Don't expect a Hillary Clinton "relief rally" if she wins the presidency because the markets have considered her the favorite all along, said David Lafferty, chief market strategist at Natixis.
"Forget any fireworks because it's already been priced in," said Lafferty.
Lafferty said his latest estimate is for Clinton to rack up 330 to 340 electoral votes out of 538 total electors, versus a Donald Trump tally of 200 to 210. He said the Senate remains in play and is now tipping in favor of the Democrats as the Republican Trump starts to sink. In Lafferty's view the House is getting closer as Trump fades. Nevertheless, he sees a 30-seat pickup as being unlikely.
"The end result will most likely be a divided government, with the House thwarting much of Clinton's agenda," said Lafferty. Majority Leader, and Wisconsin Republican, Paul Ryan "will preside over a Republican civil war."
Election aside, Lafferty expects U.S. earnings growth to return in the fourth quarter and into 2017. However, he sees growth rates will be in the mid single digits, consistent with nominal global growth.
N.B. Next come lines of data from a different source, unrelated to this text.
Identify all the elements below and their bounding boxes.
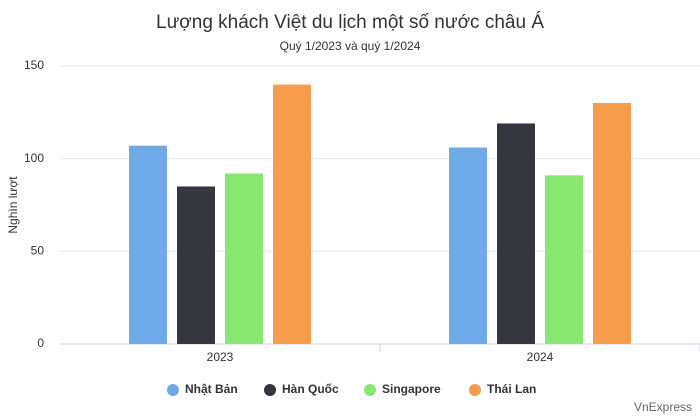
legend-label: Hàn Quốc bbox=[282, 382, 339, 396]
legend-marker bbox=[364, 384, 376, 396]
legend-marker bbox=[469, 384, 481, 396]
bar bbox=[129, 145, 167, 344]
y-tick-label: 0 bbox=[37, 336, 44, 350]
bar bbox=[497, 123, 535, 344]
x-tick-label: 2024 bbox=[527, 350, 554, 364]
bar bbox=[273, 84, 311, 345]
y-axis-label: Nghìn lượt bbox=[6, 176, 20, 234]
y-tick-label: 100 bbox=[24, 151, 44, 165]
legend-label: Thái Lan bbox=[487, 382, 536, 396]
bar bbox=[545, 175, 583, 344]
y-tick-label: 150 bbox=[24, 58, 44, 72]
legend-marker bbox=[264, 384, 276, 396]
y-tick-label: 50 bbox=[31, 244, 45, 258]
bar bbox=[177, 186, 215, 344]
legend-label: Nhật Bản bbox=[185, 382, 238, 396]
bar bbox=[225, 173, 263, 344]
legend-label: Singapore bbox=[382, 382, 441, 396]
legend-marker bbox=[167, 384, 179, 396]
x-tick-label: 2023 bbox=[207, 350, 234, 364]
bar bbox=[449, 147, 487, 344]
credit: VnExpress bbox=[634, 400, 692, 414]
bar bbox=[593, 103, 631, 344]
chart-subtitle: Quý 1/2023 và quý 1/2024 bbox=[280, 39, 421, 53]
chart-title: Lượng khách Việt du lịch một số nước châ… bbox=[156, 12, 544, 33]
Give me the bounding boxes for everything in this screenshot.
With profit margins high in many markets, he believes "bottom-line earnings cannot outpace top-line revenue."
Stocks "offer attractive relative value with bond yields so low, but absolute value is not broadly compelling at current valuations," said Lafferty. "We expect equities to be rangebound, as they have been for the past year, until earnings growth can re-emerge."
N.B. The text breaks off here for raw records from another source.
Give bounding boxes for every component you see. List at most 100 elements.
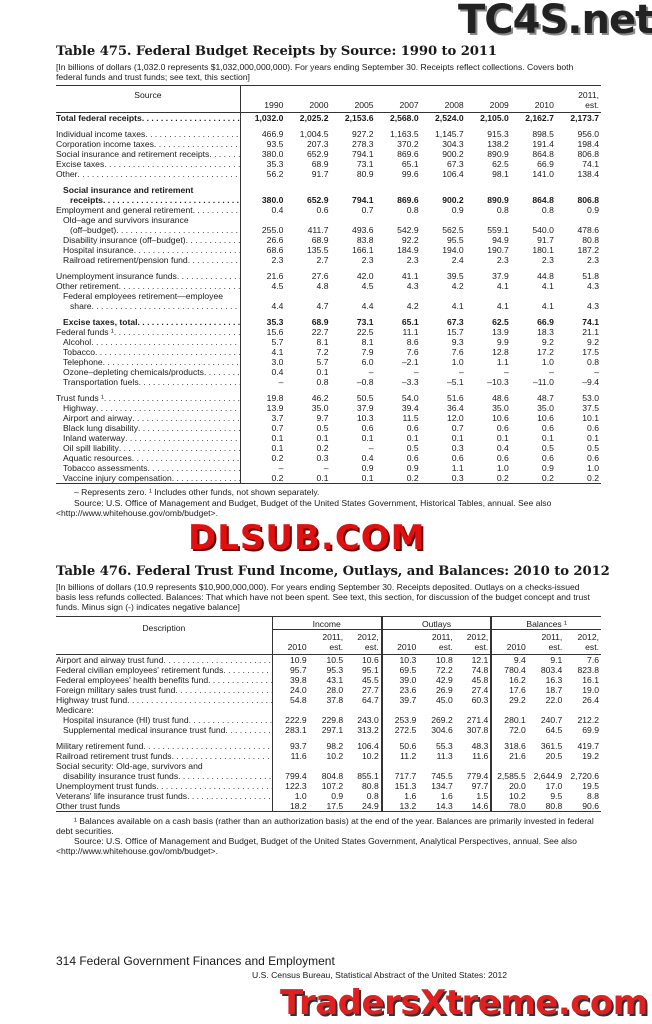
cell-value	[330, 185, 375, 195]
cell-value: 1.0	[496, 463, 509, 474]
cell-value	[330, 215, 375, 225]
cell-value: 2,105.0	[480, 113, 509, 124]
table-row: Total federal receipts 1,032.0 2,025.2 2,15…	[56, 112, 601, 124]
cell-value: 0.8	[316, 377, 329, 388]
table-row: Telephone 3.0 5.7 6.0 –2.1 1.0 1.1 1.0 0.8	[56, 357, 601, 368]
row-label: Vaccine injury compensation	[56, 473, 240, 484]
cell-value: 44.8	[537, 271, 554, 282]
cell-value: 8.8	[587, 790, 599, 801]
row-label: share	[56, 301, 240, 311]
table-row: Other trust funds 18.2 17.5 24.9 13.2 14.3 14.…	[56, 800, 601, 812]
cell-value	[528, 761, 565, 771]
cell-value: 21.6	[239, 271, 286, 282]
row-label-text: Social insurance and retirement	[63, 185, 194, 196]
cell-value: 198.4	[577, 139, 599, 150]
cell-value: 0.6	[361, 423, 374, 434]
watermark-logo-middle: DLSUB.COM	[188, 518, 426, 559]
cell-value: 93.5	[239, 139, 286, 150]
cell-value	[466, 215, 511, 225]
cell-value: 1,004.5	[299, 129, 329, 140]
row-label: Foreign military sales trust fund	[56, 685, 272, 695]
row-label: Unemployment trust funds	[56, 781, 272, 791]
cell-value: 11.2	[380, 750, 419, 761]
row-label: Corporation income taxes	[56, 139, 240, 149]
cell-value: 2,162.7	[525, 113, 554, 124]
cell-value: 652.9	[306, 195, 329, 206]
cell-value: 0.7	[361, 205, 374, 216]
cell-value: 194.0	[442, 245, 464, 256]
cell-value: 10.6	[492, 413, 509, 424]
cell-value	[564, 705, 601, 715]
cell-value: 0.1	[316, 367, 329, 378]
cell-value: 0.9	[451, 205, 464, 216]
cell-value: –	[368, 443, 374, 454]
row-label: Excise taxes	[56, 159, 240, 169]
cell-value: 229.8	[321, 714, 344, 725]
row-label-text: Ozone–depleting chemicals/products	[63, 367, 204, 377]
cell-value: 141.0	[532, 169, 554, 180]
cell-value: 0.2	[406, 473, 419, 484]
cell-value: 1.0	[587, 463, 599, 474]
cell-value: 16.3	[545, 674, 563, 685]
cell-value: 297.1	[321, 724, 344, 735]
row-label: Railroad retirement trust funds	[56, 751, 272, 761]
cell-value: –10.3	[487, 377, 509, 388]
cell-value: 806.8	[577, 195, 599, 206]
cell-value: 10.9	[271, 654, 309, 665]
row-label: Ozone–depleting chemicals/products	[56, 367, 240, 377]
cell-value: 26.6	[239, 235, 286, 246]
cell-value: 2,025.2	[299, 113, 329, 124]
cell-value: 27.4	[471, 684, 489, 695]
cell-value: 0.6	[587, 453, 599, 464]
cell-value: 95.7	[271, 664, 309, 675]
cell-value: 0.4	[239, 367, 286, 378]
cell-value: –	[368, 367, 374, 378]
cell-value: 94.9	[492, 235, 509, 246]
cell-value: 80.9	[356, 169, 374, 180]
row-label: Supplemental medical insurance trust fun…	[56, 725, 272, 735]
cell-value: 10.2	[490, 790, 528, 801]
cell-value	[380, 760, 419, 771]
column-header: 2000	[285, 85, 331, 114]
cell-value: 9.9	[496, 337, 509, 348]
cell-value: 559.1	[487, 225, 509, 236]
row-label-text: Corporation income taxes	[56, 139, 154, 149]
cell-value: 0.9	[406, 463, 419, 474]
row-label-text: Highway	[63, 403, 96, 413]
cell-value: 4.2	[451, 281, 464, 292]
cell-value: 72.2	[436, 664, 453, 675]
cell-value: 37.5	[582, 403, 599, 414]
cell-value: 304.6	[431, 724, 453, 735]
cell-value: –11.0	[533, 377, 554, 388]
cell-value: 12.1	[471, 654, 489, 665]
cell-value: 380.0	[239, 195, 286, 206]
cell-value: 207.3	[306, 139, 329, 150]
table-row: receipts 380.0 652.9 794.1 869.6 900.2 890.9 86…	[56, 195, 601, 206]
row-label: Railroad retirement/pension fund	[56, 255, 240, 265]
cell-value: 43.1	[326, 674, 344, 685]
cell-value: 864.8	[532, 149, 554, 160]
cell-value	[564, 761, 601, 771]
row-label-text: Hospital insurance (HI) trust fund	[63, 715, 189, 725]
column-header: 1990	[239, 85, 286, 114]
row-label: Transportation fuels	[56, 377, 240, 387]
cell-value: 22.5	[356, 327, 374, 338]
cell-value: 0.7	[451, 423, 464, 434]
cell-value	[556, 291, 601, 301]
column-header: 2012, est.	[345, 629, 382, 655]
cell-value	[556, 185, 601, 195]
row-label-text: Telephone	[63, 357, 103, 367]
watermark-logo-bottom: TradersXtreme.com	[280, 983, 648, 1023]
row-label: Federal civilian employees' retirement f…	[56, 665, 272, 675]
cell-value: 20.0	[490, 780, 528, 791]
cell-value: 18.3	[537, 327, 554, 338]
cell-value: 10.3	[356, 413, 374, 424]
cell-value: 50.6	[380, 740, 419, 751]
cell-value: 166.1	[352, 245, 374, 256]
cell-value: 4.7	[316, 301, 329, 312]
cell-value: 20.5	[545, 750, 563, 761]
cell-value: 9.2	[541, 337, 554, 348]
cell-value: 806.8	[577, 149, 599, 160]
table-row: Railroad retirement trust funds11.610.21…	[56, 750, 601, 761]
cell-value: 9.2	[587, 337, 599, 348]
Lafferty expects the Federal Reserve to raise interest rates by 25 basis points at its December meeting. A November hike just prior to the election remains unlikely, in his opinion.
Not that Lafferty is too enthused about bonds, even with a slight bump in yield. He said low-to-negative sovereign bond yields remain unattractive as they are predicated on artificial policy stimulus.
"Buying negative yielding bonds might be a great short term trade with the [European Central Bank] or [Bank of Japan] acting as the greater fool, but it's a terrible long-term investment," said Lafferty. "Like stocks, both high-yield and bank loans offer attractive relative value if not absolute value."